Boza’nın içeriği sanılanın aksine sadece şeker değildir. Birçok besine göre besleyici
öğeleri çok zengindir. Boza; kalsiyum, demir, fosfor, sodyum, tiamin, niasin,
riboflavin bakımından değerlidir. Mayalı bir içecektir. Bu da içinde laktik
asit oluşmasına neden olarak, mideyi koruyucu etki yaratır, sindirimi
kolaylaştırır, gaz şikayetlerinin ortadan kalkmasını sağlar, kabızlığı azaltır,
mide yanması gibi şikayetlerin oluşmasına engel olur.
SAKLAMA KOŞULLARI
Boza, serin bir ortamda asgari 15 gün saklanabilir, tercihen (+4°C’ de)
buzdolabında saklayınız.
ÇEŞİTLERİ
Boza’nın yapıldığı tahıl türüne göre çeşitleri bulunur. Yabancı ülkelerde
yapıldığı yerin başlıca ürününe göre mısır, arpa, çavdar, yulaf, buğday,
karabuğday, Arnavut darısı, gernik gibi tahılların unu, bazen da pirinç ve
ekmek, nadir olarak da kenevir unu ve karamuk mayalandırılarak yapılır.
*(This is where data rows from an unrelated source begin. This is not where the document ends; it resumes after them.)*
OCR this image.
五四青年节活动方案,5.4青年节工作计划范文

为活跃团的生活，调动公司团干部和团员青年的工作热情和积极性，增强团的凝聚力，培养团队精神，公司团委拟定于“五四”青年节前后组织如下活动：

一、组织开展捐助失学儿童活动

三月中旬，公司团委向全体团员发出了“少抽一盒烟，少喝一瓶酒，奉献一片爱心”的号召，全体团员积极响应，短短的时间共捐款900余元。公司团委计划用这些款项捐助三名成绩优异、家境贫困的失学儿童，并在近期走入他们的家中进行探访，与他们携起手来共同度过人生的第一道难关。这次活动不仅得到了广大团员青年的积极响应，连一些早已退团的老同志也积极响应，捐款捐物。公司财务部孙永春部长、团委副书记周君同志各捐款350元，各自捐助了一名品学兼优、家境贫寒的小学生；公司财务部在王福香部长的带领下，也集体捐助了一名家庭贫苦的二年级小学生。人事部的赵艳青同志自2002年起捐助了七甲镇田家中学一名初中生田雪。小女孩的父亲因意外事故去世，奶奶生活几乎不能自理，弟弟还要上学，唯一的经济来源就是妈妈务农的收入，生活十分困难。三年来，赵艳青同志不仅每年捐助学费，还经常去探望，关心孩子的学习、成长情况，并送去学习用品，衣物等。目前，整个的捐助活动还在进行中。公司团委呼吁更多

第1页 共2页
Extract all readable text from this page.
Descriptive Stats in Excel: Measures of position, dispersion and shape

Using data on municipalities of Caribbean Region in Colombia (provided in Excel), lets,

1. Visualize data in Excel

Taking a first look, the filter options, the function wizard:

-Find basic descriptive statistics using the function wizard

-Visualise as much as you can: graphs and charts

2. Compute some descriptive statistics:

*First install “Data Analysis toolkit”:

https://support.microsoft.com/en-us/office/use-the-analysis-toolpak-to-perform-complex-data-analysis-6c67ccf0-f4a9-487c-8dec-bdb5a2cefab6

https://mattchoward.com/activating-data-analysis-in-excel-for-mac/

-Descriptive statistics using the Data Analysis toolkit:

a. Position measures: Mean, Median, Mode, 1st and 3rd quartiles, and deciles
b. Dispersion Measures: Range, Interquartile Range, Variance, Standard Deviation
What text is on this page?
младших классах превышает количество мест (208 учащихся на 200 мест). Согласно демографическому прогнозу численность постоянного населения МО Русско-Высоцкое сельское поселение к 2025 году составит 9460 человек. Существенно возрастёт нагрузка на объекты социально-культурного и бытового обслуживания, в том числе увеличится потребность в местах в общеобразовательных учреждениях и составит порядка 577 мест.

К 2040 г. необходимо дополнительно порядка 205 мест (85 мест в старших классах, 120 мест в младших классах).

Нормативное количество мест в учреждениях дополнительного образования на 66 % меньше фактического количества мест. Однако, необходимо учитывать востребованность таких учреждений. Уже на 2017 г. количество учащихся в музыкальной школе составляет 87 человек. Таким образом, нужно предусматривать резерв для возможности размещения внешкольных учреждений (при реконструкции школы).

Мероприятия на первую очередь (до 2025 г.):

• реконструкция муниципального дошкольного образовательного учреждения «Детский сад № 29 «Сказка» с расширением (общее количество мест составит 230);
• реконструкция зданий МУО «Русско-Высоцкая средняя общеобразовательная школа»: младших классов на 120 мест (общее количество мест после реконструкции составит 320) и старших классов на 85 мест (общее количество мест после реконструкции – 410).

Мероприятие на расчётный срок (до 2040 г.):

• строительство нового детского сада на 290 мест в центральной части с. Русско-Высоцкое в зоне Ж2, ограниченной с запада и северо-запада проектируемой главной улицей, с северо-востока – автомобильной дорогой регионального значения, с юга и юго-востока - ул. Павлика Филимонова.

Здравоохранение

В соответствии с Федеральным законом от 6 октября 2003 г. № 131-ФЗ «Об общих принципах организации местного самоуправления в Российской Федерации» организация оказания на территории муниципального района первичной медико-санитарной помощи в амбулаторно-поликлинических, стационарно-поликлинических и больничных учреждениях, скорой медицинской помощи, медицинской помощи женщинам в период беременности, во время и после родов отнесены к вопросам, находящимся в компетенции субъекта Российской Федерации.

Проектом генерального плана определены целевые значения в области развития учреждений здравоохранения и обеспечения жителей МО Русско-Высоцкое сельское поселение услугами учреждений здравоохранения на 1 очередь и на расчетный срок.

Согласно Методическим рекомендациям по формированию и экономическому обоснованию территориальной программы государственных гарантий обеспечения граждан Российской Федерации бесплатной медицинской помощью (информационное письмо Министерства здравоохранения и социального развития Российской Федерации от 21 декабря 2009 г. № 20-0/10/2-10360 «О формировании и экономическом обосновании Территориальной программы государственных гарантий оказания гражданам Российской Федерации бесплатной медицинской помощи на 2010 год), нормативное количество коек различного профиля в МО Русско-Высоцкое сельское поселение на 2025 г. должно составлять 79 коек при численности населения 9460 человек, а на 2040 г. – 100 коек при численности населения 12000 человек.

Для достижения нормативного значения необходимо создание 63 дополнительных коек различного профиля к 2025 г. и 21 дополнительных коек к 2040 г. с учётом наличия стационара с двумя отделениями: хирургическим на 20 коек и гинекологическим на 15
Türkiye’de ise Vefa Boza’sı darıdan üretilmektedir.
EVDE KOLAY BOZA YAPIMI
MALZEMELER
2 bardak bulgur ya da irmik
21 bardak su
2 çorba kaşığı un
½ bardak yoğurt
½ tatlı kaşığı kuru maya
2,5 çorba kaşığı şeker
½ çorba kaşığı vanilya
2 çorba kaşığı tarçın
HAZIRLANIŞI
Bulguru büyük bir tencereye koyun.
Üzerine 12 bardak su ekleyin ve kabı kapalı olarak oda sıcaklığında bir gece
bekletin.
Bekletilen bulguru kısık ateşte 1 saat pişirin.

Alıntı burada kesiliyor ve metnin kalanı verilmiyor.